METTA WORLD PEACE is cool with JASON COLLINS' sexual orientation. He Tweeted, quote, "I've got gay friends, gay people who work for me. It's not like anything out of the norm."
But that's not the weird part. At his press conference yesterday, Metta showed up in a bright blue Cookie Monster shirt . . . and when he was asked about Jason's announcement, he said this:
Quote, "Whether it's a free country or not, you should be free to act as you want to do as long as it's not violent. No matter what it is. I came here in a Cookie Monster shirt because I wanted to. And I was going to wear the pants. But I thought you guys were going to judge me. I was going to wear the hat too. But I thought you guys would judge me . . . so that's why I didn't wear the hats and the pants. But I should've wore it.You should be free to do and act how you want to act."
See Metta in his Cookie Monster shirt on today’s blog pics.
She was arrested in Atlanta over the weekend, then apologized for her comments, and is now trying to keep a low profile. See what her plan is for today with the Celebrity To Do List of Reese Witherspoon.
8:00 A.M. Wake up, brush teeth, chug bottle of mouthwash.
8:10 A.M. Look at the most awesome person in the world and acknowledge how much I love them. Then turn from mirror and say hi to husband.
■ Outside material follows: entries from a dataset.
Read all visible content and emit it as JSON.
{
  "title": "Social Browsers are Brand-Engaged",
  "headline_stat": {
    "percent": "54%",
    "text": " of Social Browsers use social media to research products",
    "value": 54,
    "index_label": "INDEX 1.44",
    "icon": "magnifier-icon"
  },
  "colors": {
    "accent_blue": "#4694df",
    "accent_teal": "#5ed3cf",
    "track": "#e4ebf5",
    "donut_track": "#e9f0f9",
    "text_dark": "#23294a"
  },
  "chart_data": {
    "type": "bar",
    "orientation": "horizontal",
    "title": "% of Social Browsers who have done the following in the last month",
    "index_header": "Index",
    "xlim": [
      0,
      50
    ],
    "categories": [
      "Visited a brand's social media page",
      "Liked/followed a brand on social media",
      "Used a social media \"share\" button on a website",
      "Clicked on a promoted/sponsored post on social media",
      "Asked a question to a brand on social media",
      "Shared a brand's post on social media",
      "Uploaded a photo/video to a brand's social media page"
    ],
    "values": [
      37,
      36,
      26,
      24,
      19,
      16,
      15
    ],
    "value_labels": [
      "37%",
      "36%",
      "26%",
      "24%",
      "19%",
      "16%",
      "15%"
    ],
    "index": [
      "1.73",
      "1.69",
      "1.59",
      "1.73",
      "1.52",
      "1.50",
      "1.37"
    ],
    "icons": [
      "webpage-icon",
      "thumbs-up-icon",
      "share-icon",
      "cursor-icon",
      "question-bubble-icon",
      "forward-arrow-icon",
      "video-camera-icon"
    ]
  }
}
8:30 A.M. Wake myself up with a cup of coffee. Irish coffee. 9:20 A.M. Start reading script for "Legally Blonde 13".
10:00 A.M. Wonder how I'm going to support my dependents: my three kids and Ryan Phillippe.
11:00 A.M. Yell at someone for not knowing who I am.
11:40 A.M. Review the box office returns of my last six movies. Realize there's a reason nobody knows who I am.
1:00 P.M. Struggle to find someone in Hollywood with MORE forehead. Fail.
1:30 P.M. Meet with agent to decide what movie to make: the one where I play a perky blonde in a love triangle, or the one where I play a perky blonde in a love triangle.
11:30 P.M. Watch myself in "Election" and “Freeway” before going to sleep. Wonder what the hell happened with my career.
Here's how much celebrities hate the paparazzi: ANNE HATHAWAY actually got into a stranger's car to avoid them at Los Angeles International Airport.
Since her ride wasn't there yet and she wanted to get away from the photographer who was hounding her, she asked the driver if she could wait in his car until hers arrived.